Шрифт:
Интервал:
Закладка:
Вместе с тем большую роль в этой деятельности (в частности, и в смысле ее финансирования) играют просвещенные промышленники и купцы – знаменитые братья Третьяковы и Морозовы, Кокорев, Вишняков, Солдатенков, Найдëнов и др.
Тютчев, как и многие другие, вошел в круг деятельности Славянских комитетов именно тогда, когда они превратились в широкое общественное движение. Многие его высказывания свидетельствуют, что в этом движении его увлекали не собственно славянофильские идеалы и интересы, но гораздо более масштабные цели. Он полагал, что «славянский вопрос» может послужить своего рода исходным пунктом для истинного решения важнейших проблем русской и мировой политики.
Так, в письме к дочери Анне от 21 июня 1867 года, вскоре после первого Славянского съезда в Москве Тютчев, отмечая, что «более чем когда-либо злобой дня является славянский вопрос», утверждал: «…он, в своем бесконечном развитии, охватывает все другие, и на этой почве можно, не опасаясь наказания[117], свободно развернуться… Присутствие среди нас славян выявило многое».

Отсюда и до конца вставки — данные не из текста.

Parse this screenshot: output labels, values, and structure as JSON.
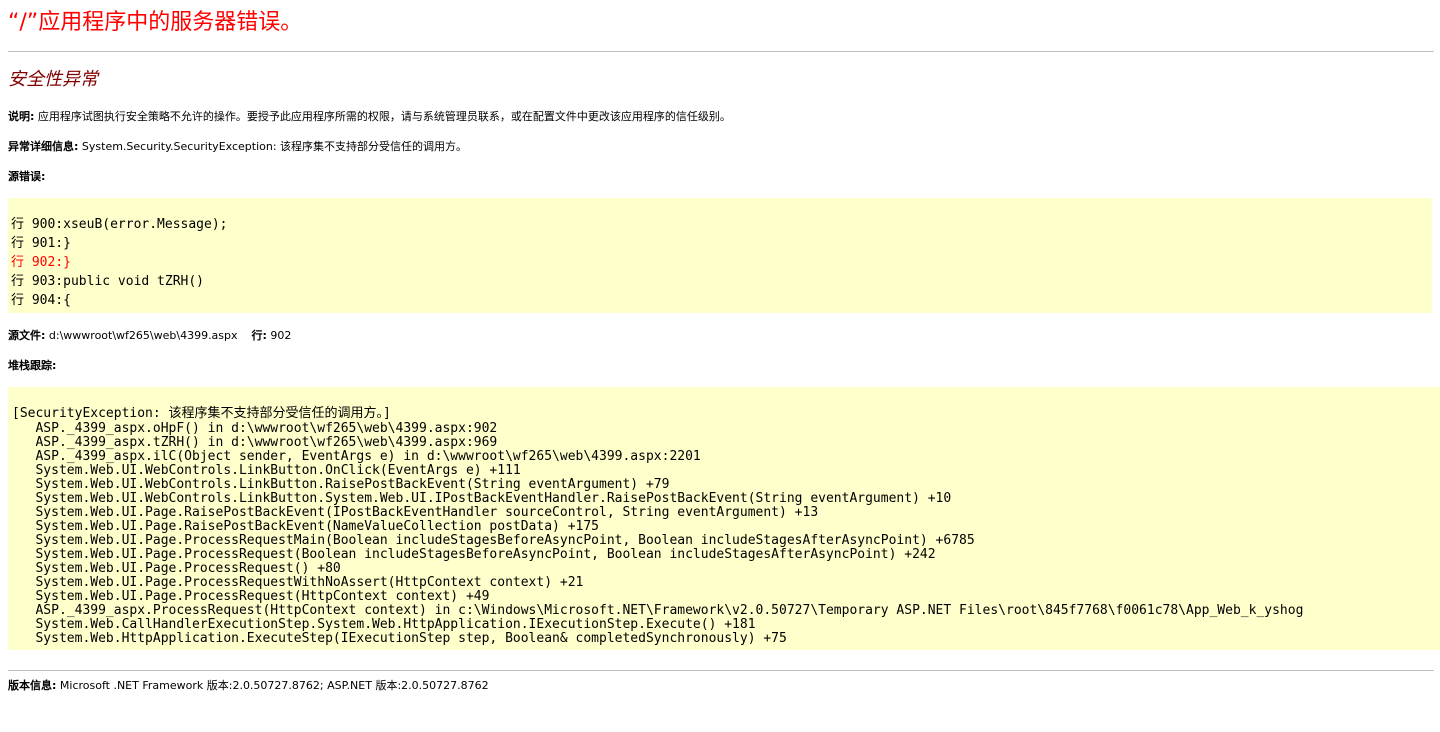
{
  "title": "“/”应用程序中的服务器错误。",
  "subtitle": "安全性异常",
  "description": {
    "label": "说明:",
    "text": " 应用程序试图执行安全策略不允许的操作。要授予此应用程序所需的权限，请与系统管理员联系，或在配置文件中更改该应用程序的信任级别。"
  },
  "exception_details": {
    "label": "异常详细信息:",
    "text": " System.Security.SecurityException: 该程序集不支持部分受信任的调用方。"
  },
  "source_error": {
    "label": "源错误:",
    "lines": [
      "行 900:xseuB(error.Message);",
      "行 901:}",
      "行 902:}",
      "行 903:public void tZRH()",
      "行 904:{"
    ],
    "highlight_line": 902
  },
  "source_file": {
    "label": "源文件:",
    "path": " d:\\wwwroot\\wf265\\web\\4399.aspx",
    "line_label": "行:",
    "line_value": " 902"
  },
  "stack_trace": {
    "label": "堆栈跟踪:",
    "lines": [
      "[SecurityException: 该程序集不支持部分受信任的调用方。]",
      "   ASP._4399_aspx.oHpF() in d:\\wwwroot\\wf265\\web\\4399.aspx:902",
      "   ASP._4399_aspx.tZRH() in d:\\wwwroot\\wf265\\web\\4399.aspx:969",
      "   ASP._4399_aspx.ilC(Object sender, EventArgs e) in d:\\wwwroot\\wf265\\web\\4399.aspx:2201",
      "   System.Web.UI.WebControls.LinkButton.OnClick(EventArgs e) +111",
      "   System.Web.UI.WebControls.LinkButton.RaisePostBackEvent(String eventArgument) +79",
      "   System.Web.UI.WebControls.LinkButton.System.Web.UI.IPostBackEventHandler.RaisePostBackEvent(String eventArgument) +10",
      "   System.Web.UI.Page.RaisePostBackEvent(IPostBackEventHandler sourceControl, String eventArgument) +13",
      "   System.Web.UI.Page.RaisePostBackEvent(NameValueCollection postData) +175",
      "   System.Web.UI.Page.ProcessRequestMain(Boolean includeStagesBeforeAsyncPoint, Boolean includeStagesAfterAsyncPoint) +6785",
      "   System.Web.UI.Page.ProcessRequest(Boolean includeStagesBeforeAsyncPoint, Boolean includeStagesAfterAsyncPoint) +242",
      "   System.Web.UI.Page.ProcessRequest() +80",
      "   System.Web.UI.Page.ProcessRequestWithNoAssert(HttpContext context) +21",
      "   System.Web.UI.Page.ProcessRequest(HttpContext context) +49",
      "   ASP._4399_aspx.ProcessRequest(HttpContext context) in c:\\Windows\\Microsoft.NET\\Framework\\v2.0.50727\\Temporary ASP.NET Files\\root\\845f7768\\f0061c78\\App_Web_k_yshog",
      "   System.Web.CallHandlerExecutionStep.System.Web.HttpApplication.IExecutionStep.Execute() +181",
      "   System.Web.HttpApplication.ExecuteStep(IExecutionStep step, Boolean& completedSynchronously) +75"
    ]
  },
  "version_info": {
    "label": "版本信息:",
    "text": " Microsoft .NET Framework 版本:2.0.50727.8762; ASP.NET 版本:2.0.50727.8762"
  },
  "colors": {
    "title": "#ff0000",
    "subtitle": "#800000",
    "code_background": "#ffffcc",
    "highlight_line": "#ff0000",
    "rule": "#c0c0c0"
  }
}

Это откровенное заявление о вспомогательной, стимулирующей роли «славянского вопроса» особенно выразительно потому, что поэт обращает его к Анне, которая в то время уже была супругой тогдашнего вождя славянофилов Ивана Аксакова, склонного видеть в решении этого вопроса едва ли не конечную, высшую цель своей деятельности.
Разумеется, Тютчев, усматривая в славянском вопросе главным образом удобную «почву» для развертывания «всех других» вопросов, не мог не принимать активного участия и в, так сказать, чисто славянских делах, о чем свидетельствуют уже хотя бы многие его политические стихи. Он сумел вовлечь в эти дела Горчакова и ряд других влиятельнейших государственных и общественных деятелей России. Так, когда в 1868 году близ Белграда сторонниками Турции и Австрии был убит дружественный России князь Сербии Михаил, Тютчев сообщал жене (письмо от 5 июня 1868 г.) о панихиде по убитому: «Я приложил много стараний, чтобы убедить князя Горчакова также на ней присутствовать и даже прибег к посредничеству госпожи Акинфиевой» (речь идет о молодой красавице, в которую был влюблен семидесятилетний министр).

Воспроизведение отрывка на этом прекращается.